Electric power lines are pictured outside Egbin power plant in Ikorodu on the outskirts of Nigeria’s commercial capital Lagos
Electric power lines are pictured outside Egbin power plant in Ikorodu on the outskirts of Nigeria’s commercial capital Lagos December 4, 2015. REUTERS/Akintunde Akinleye

Energy investment in Africa needs to give transmission networks a higher priority and avoid concentrating solely on power generation, Chris Flavin, head of business development at Gridworks in the UK, tells The Africa Report.

A heavy focus on generation in energy investments on the continent is a sign of “multiple policy failures,” Flavin says. Generation investments are “pointless” without equivalent investment in transmission.

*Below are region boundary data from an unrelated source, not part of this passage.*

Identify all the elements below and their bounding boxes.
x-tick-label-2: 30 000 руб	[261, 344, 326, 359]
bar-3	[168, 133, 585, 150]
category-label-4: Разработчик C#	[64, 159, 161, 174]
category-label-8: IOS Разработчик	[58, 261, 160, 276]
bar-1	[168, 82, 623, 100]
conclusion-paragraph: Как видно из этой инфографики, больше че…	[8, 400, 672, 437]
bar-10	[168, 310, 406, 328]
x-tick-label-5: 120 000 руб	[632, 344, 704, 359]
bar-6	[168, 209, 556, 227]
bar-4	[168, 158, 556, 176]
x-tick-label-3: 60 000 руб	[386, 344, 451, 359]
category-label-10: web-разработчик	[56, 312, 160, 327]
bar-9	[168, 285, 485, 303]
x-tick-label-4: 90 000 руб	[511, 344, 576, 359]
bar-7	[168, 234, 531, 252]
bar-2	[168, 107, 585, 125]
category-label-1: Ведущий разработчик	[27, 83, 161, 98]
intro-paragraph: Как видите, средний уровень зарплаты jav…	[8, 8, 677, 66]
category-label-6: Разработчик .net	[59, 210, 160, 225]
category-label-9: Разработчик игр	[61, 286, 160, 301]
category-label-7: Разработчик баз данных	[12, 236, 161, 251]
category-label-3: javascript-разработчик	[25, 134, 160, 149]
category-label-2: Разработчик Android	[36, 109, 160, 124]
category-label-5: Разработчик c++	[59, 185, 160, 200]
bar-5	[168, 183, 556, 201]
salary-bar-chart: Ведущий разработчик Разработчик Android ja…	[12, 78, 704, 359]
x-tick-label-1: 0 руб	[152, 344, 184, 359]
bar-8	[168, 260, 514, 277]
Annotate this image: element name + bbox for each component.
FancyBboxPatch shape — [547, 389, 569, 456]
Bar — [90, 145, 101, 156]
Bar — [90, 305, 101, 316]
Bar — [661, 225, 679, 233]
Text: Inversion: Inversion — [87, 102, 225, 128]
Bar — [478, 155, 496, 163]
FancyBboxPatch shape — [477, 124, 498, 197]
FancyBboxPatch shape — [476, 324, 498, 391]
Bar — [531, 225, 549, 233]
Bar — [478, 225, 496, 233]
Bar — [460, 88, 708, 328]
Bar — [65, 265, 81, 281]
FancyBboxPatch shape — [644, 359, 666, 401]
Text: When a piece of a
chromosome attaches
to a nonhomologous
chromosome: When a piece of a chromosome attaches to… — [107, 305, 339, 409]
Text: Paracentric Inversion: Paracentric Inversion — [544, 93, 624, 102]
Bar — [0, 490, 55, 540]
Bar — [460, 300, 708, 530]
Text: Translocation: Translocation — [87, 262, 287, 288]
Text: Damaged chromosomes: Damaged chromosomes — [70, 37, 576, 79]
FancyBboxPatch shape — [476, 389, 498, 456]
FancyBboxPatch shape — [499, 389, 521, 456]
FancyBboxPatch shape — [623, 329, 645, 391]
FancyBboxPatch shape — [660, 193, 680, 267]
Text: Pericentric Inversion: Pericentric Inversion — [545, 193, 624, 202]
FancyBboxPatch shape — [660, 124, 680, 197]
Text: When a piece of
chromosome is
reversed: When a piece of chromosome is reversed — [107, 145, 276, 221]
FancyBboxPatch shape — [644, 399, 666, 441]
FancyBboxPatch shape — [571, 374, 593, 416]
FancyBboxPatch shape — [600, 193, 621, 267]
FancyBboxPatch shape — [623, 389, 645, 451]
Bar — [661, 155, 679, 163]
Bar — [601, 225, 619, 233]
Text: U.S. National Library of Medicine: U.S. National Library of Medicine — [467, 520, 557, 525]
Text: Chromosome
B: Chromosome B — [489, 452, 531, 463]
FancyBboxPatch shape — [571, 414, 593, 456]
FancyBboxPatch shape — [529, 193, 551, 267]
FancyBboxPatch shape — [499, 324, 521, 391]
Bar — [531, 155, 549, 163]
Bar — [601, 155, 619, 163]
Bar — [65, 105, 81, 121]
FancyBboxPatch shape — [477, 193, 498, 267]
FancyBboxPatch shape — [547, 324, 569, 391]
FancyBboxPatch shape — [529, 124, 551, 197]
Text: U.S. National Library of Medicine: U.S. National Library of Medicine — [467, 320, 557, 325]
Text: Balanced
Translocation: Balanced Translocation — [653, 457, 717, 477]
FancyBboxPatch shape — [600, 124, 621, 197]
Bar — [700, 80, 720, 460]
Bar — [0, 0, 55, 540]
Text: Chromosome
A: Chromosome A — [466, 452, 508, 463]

Investment in African electricity transmission is largely to get off the ground. According to the World Bank, between 2010 and 2020, only 7.5% of electricity infrastructure investment went to sub-Saharan Africa. From that amount, 98.2% was for electricity generation projects, and less than 0.3% for transmission. That leaves transmission in sub-Saharan Africa with a negligible share of global electricity infrastructure investment over the 10-year period.

  • Even where they exist, networks are often unreliable. According to the Ghana Institute of Management and Public Administration, sub-Saharan African power lines lose $5b worth of power per year.